Run a sharp knife down the centre….


And bake at 450 for about thirty-five minutes…


Just look at that awesome crusty loaf!


IMPORTANT: NEVER wash the jug in which you keep the dough. The older the sludge at the bottom, the better the flavour of the bread.

Next…vegetable stew, which starts with….

Vegetable Scrap Broth

  • 2 lbs of clean vegetable scraps (keep them in the freezer until you use them). Do not include any cruciferous vegetables because they make the stock bitter.
  • 16 cups water
  • 3 or 4 cloves of garlic
  • a few sprigs of sage
  • a couple of bay leaves
  • fresh parsley (I grabbed a handful from the garden–you can see it’s bolted)
  • a handful of  peppercorns
  • salt to taste


Bring to a boil. Simmer for an hour. Cool and strain out all the scraps, etc. Decant into jars for use in soups, stews, and gravies.

In this case, we’ll use it for our next cheap-o item on the menu….

Vegetable Stew

Saute a bunch of cheap vegetables in a big pot…

  • 1 chopped onion
  • 3 or 4 cloves of garlic, chopped
  • a couple of cups of chopped carrots
  • a cup or two of chopped celery
  • a cup or two of chopped broccoli
  • 2 cups of potatoes (don’t peel them, just chop them into big chunks)

You could throw in almost any cook-able vegetable that’s threatening to go off.


  • 6 cups of the vegetable-scrap broth
  • 2 cups of dried red lentils (I always sprout mine for some extra nutritional oomph)
  • 2 tsp thyme
  • 1 tsp tarragon
  • 1 tsp freshly ground pepper

Let it simmer until the lentils go mushy. If you sprout them, they don’t actually go mushy, so let it simmer for about forty minutes.

I make this stew all the time, but not because it’s cheap–I make it because it’s super easy, it uses up vegetables that are getting to the end of their tenured position in my fridge, and it’s SUPER delicious, particularly with a nice hunk of fresh bread.

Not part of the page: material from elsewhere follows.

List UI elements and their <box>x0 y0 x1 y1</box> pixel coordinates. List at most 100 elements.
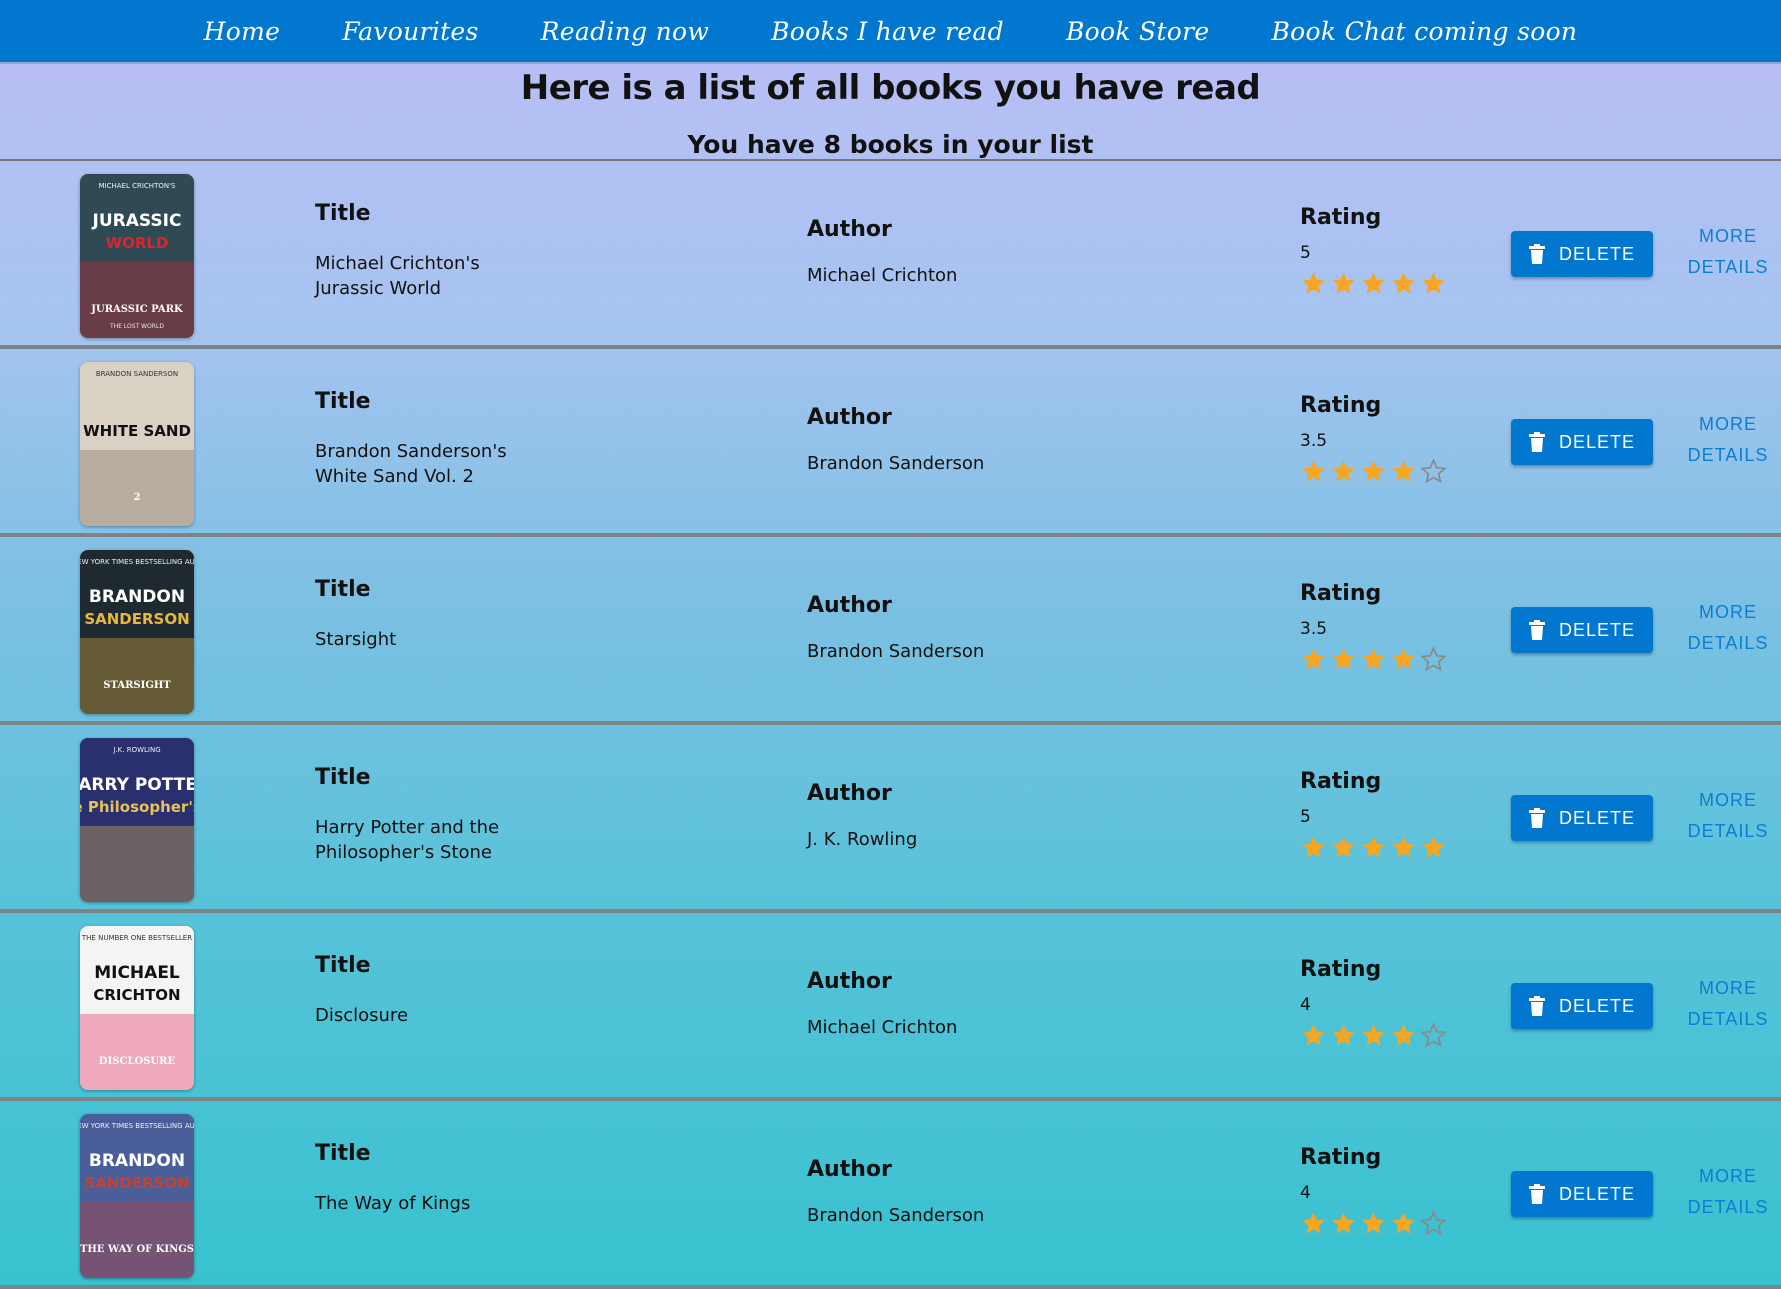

But, let’s face it, beans are the best source of cheap protein you can find, and lentils (particularly RED lentils) are a nutritional powerhouse and only about two bucks a pound, and a pound will produce many, many pots of this stew.


So…our cheap, healthy dinner is served!


And if you want a cheap, healthy dessert, you can always make Yonanas ice “cream” with a frozen banana (a cheap fruit anyway, but super cheap if you buy the leopard-spotted ones that are required for making Yonanas ice “cream”). And don’t forget to top it with aquafaba whipped “cream,” which costs nothing because you were going to throw that bean water away anyway, right?


And now I can use all the money I save on food to feed my small appliance habit.